4. In quella sua preghiera finale Gesù tracciava il quadro completo dei rapporti interumani ed ecclesiali che avevano la loro origine in lui e nella Trinità, e proponeva ai discepoli, e a noi tutti, il supremo modello di quella «communio» che è chiamata a essere la Chiesa a motivo della sua origine divina: Lui stesso, nella sua intima comunione col Padre nella vita trinitaria.
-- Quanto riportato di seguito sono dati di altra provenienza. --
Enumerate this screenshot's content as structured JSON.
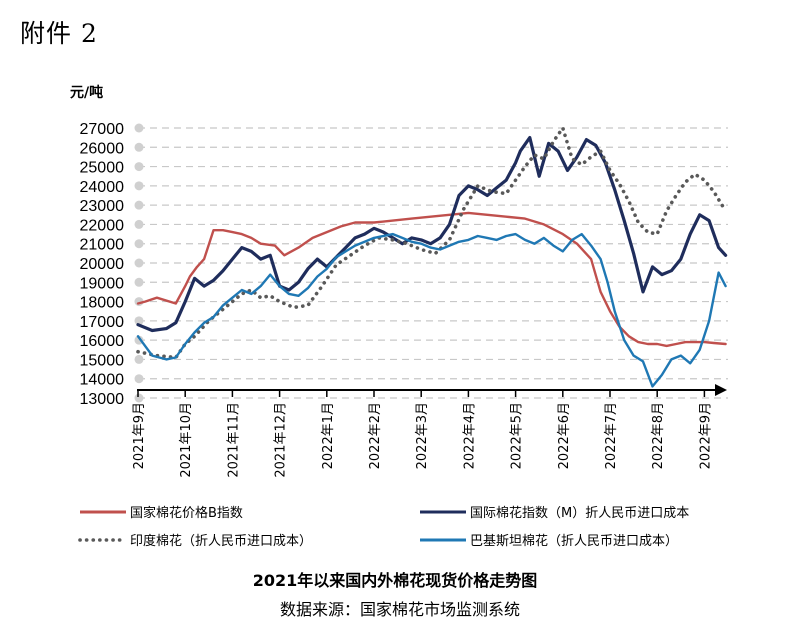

Gesù mostrava nel suo stesso amore per noi la misura del comandamento che lasciava ai discepoli, come un'altra volta aveva detto: «Siate dunque perfetti come è perfetto il Padre vostro celeste». Lo aveva detto nel discorso della Montagna, raccomandando di amare i nemici: «Amate i vostri nemici e pregate per i vostri persecutori, perché siate figli del Padre vostro celeste, che fa sorgere il suo sole sopra i malvagi e sopra i buoni, e fa piovere sopra i giusti e sopra gli ingiusti». Molte altre volte, e specialmente durante la sua Passione, Gesù confermò che questo amore perfetto del Padre era anche il suo amore: l'amore con il quale egli stesso aveva amato i suoi sino alla fine.

5. Questo amore che Gesù insegna ai suoi seguaci, come riproduzione del suo stesso amore, nella preghiera sacerdotale è nettamente riferito al modello della Trinità. «Siano anch'essi in noi una cosa sola», dice Gesù: «perché l'amore con il quale mi hai amato sia in essi e io in loro». Egli sottolinea che questo è l'amore con il quale «tu, (o Padre), mi hai amato prima della creazione del mondo».

E proprio questo amore, sul quale si fonda ed edifica la Chiesa come «communio» dei credenti in Cristo, è la condizione della sua missione salvifica: siano una cosa sola come noi siamo Uno - Egli prega - perché «il mondo sappia che tu mi hai mandato». È l'essenza dell'apostolato della Chiesa: diffondere e rendere accettabile, credibile, la verità dell'amore di Cristo e di Dio, da lei testimoniato, reso visibile, praticato. L'espressione sacramentale di questo amore è l'Eucaristia. Nell'Eucaristia la Chiesa in un certo senso continuamente rinasce e si rinnova come quella «communio» che Cristo portò nel mondo, compiendo l'eterno disegno del Padre. Specialmente nell'Eucaristia e per l'Eucaristia la Chiesa racchiude in sé il germe della definitiva unione in Cristo di tutto ciò che è nei cieli e di tutto ciò che è sulla terra, come ci ha detto Paolo: una comunione veramente universale ed eterna.